The special prize “Football and Integration”, staged in conjunction with the German Football Federation Association (Deutscher Fußball-Bund, DFB), was awarded this year for the third time in a row. As well as the Young CIVIS Media Prize, the winners of the special prize were also known in advance: In the television category the award went to the documentary film “Heimat Fußball – Refugee 11” by author and director Jean Boué. It shows a football team in the lowest (last) German amateur league, Country league C – in which 27 refugees from 16 nations play. The film accompanies them in their first months in strange world – and shows their wishes, fears and dreams.
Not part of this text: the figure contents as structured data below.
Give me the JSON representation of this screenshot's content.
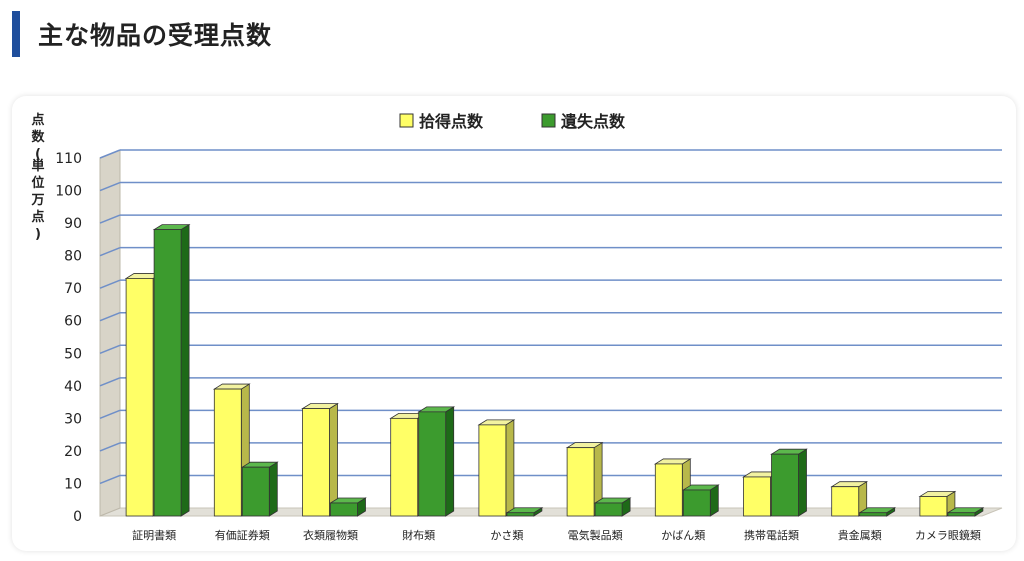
{
  "page": {
    "title": "主な物品の受理点数"
  },
  "chart_data": {
    "type": "bar",
    "title": "",
    "xlabel": "",
    "ylabel": "点数(単位万点)",
    "ylim": [
      0,
      110
    ],
    "yticks": [
      0,
      10,
      20,
      30,
      40,
      50,
      60,
      70,
      80,
      90,
      100,
      110
    ],
    "grid": true,
    "legend_position": "top-center",
    "categories": [
      "証明書類",
      "有価証券類",
      "衣類履物類",
      "財布類",
      "かさ類",
      "電気製品類",
      "かばん類",
      "携帯電話類",
      "貴金属類",
      "カメラ眼鏡類"
    ],
    "series": [
      {
        "name": "拾得点数",
        "color": "#ffff66",
        "values": [
          73,
          39,
          33,
          30,
          28,
          21,
          16,
          12,
          9,
          6
        ]
      },
      {
        "name": "遺失点数",
        "color": "#3c9b2e",
        "values": [
          88,
          15,
          4,
          32,
          1,
          4,
          8,
          19,
          1,
          1
        ]
      }
    ]
  }
}
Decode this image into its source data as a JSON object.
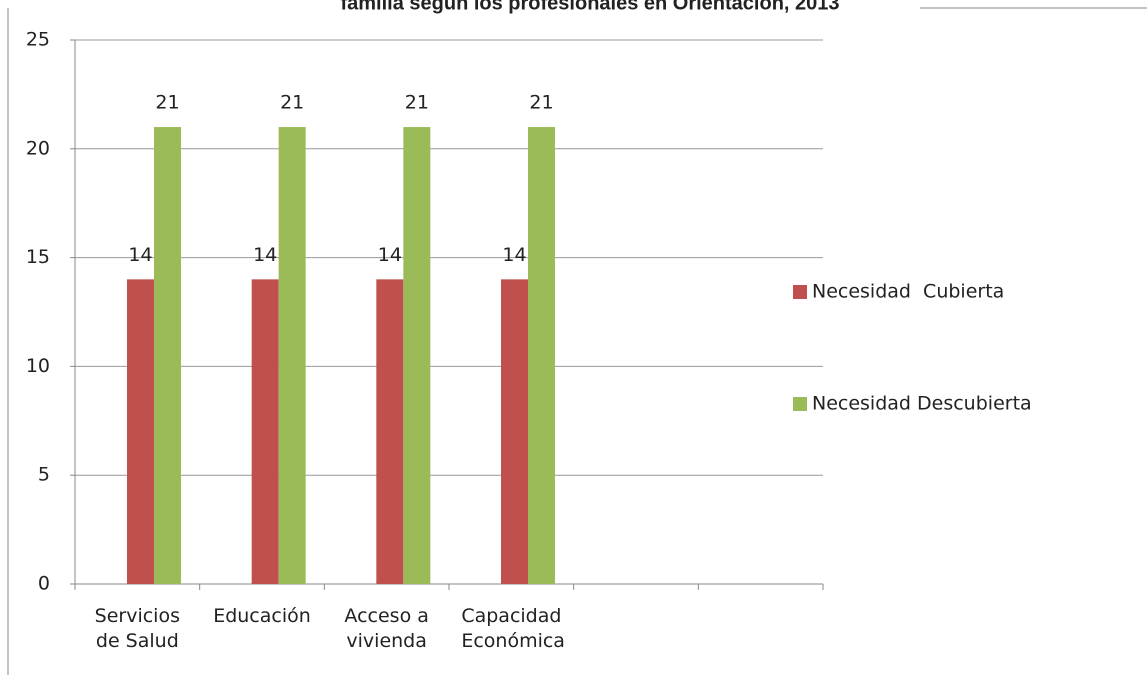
{
  "chart_data": {
    "type": "bar",
    "title": "familia según los profesionales en Orientación, 2013",
    "categories": [
      "Servicios de Salud",
      "Educación",
      "Acceso a vivienda",
      "Capacidad Económica",
      null,
      null
    ],
    "series": [
      {
        "name": "Necesidad  Cubierta",
        "color": "#c0504d",
        "values": [
          14,
          14,
          14,
          14,
          null,
          null
        ]
      },
      {
        "name": "Necesidad Descubierta",
        "color": "#9bbb59",
        "values": [
          21,
          21,
          21,
          21,
          null,
          null
        ]
      }
    ],
    "ylim": [
      0,
      25
    ],
    "yticks": [
      0,
      5,
      10,
      15,
      20,
      25
    ],
    "grid": true,
    "legend": "right"
  }
}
The jury found this film “enlightening in the best sense”, since it gives the viewer an “insight into a little-known reality”.
“Refugee 11” is also the name of a web video series that received the special prize in the online category. The project by the German Agency for Civic Education (Bundeszentrale für politische Bildung bpb) brings together young refugee amateur footballers and professional players who were once also refugees. The exchanges about these experiences illustrate the issues of flight and asylum, and at the same time aim to dispel prejudices and counter the exclusion of refugees. According to the jury, “an outstanding video series with very personal stories – interactive, clearly structured, visually very convincing”. Footballer Cacau, who presented both CIVIS Special prizes as DFB Integration Commissioner, said: “Football can unite people; particularly at amateur level, football achieves a lot.”
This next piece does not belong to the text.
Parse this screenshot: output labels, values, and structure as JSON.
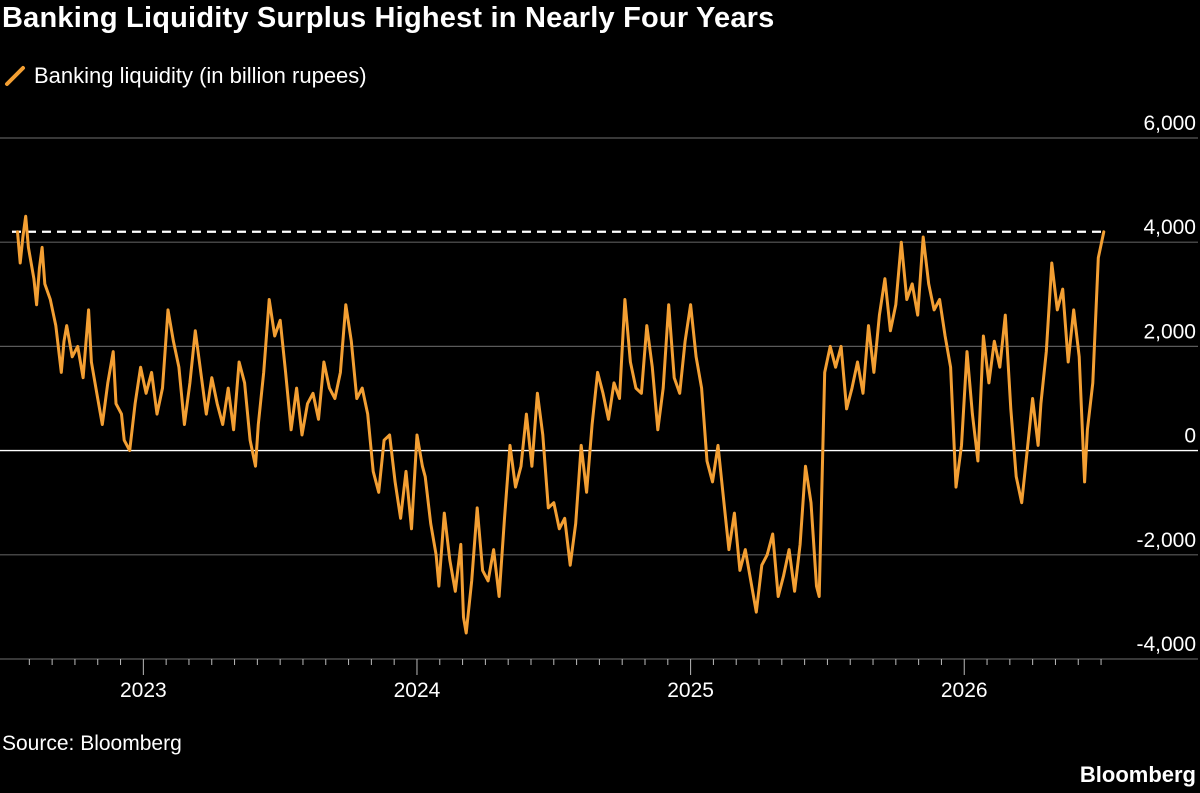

The YouTube videoblog by Swiss Radio and Television “Tama Gotcha!” with Tama Vakeesan, who has Tamil roots, addresses life between cultures. The jury was impressed: “In her multimedia presence, Tama Vakeesan reports very authentically and enthusiastically of the cultural encounter between her Swiss and her Tamil cultures.” The discourse is clear and does not shy away from any topic – “very present, pleasant, highly professional”.
For the online format “Jäger & Sammler” (“Hunters & Gatherers”) by the Zweites Deutsches Fernsehen (ZDF) and funk, the journalist, poetry slammer and YouTuber Nemi El-Hassan visited the neo-Nazi festival “Rock gegen Überfremdung” in the small Thuringian town of Themar. As a Muslima with headscarf she mixed with the crowd and asked around in the right-wing scene – “witty, confrontative, without fear,” as the jury found. In this manner she identified the rhetorical patterns of the neo-Nazis. “An outstanding journalistic achievement – wonderfully implemented visually”. El-Hassan told of her encounters, and that some people simply cannot be reached. “But we as a society need to keep looking.”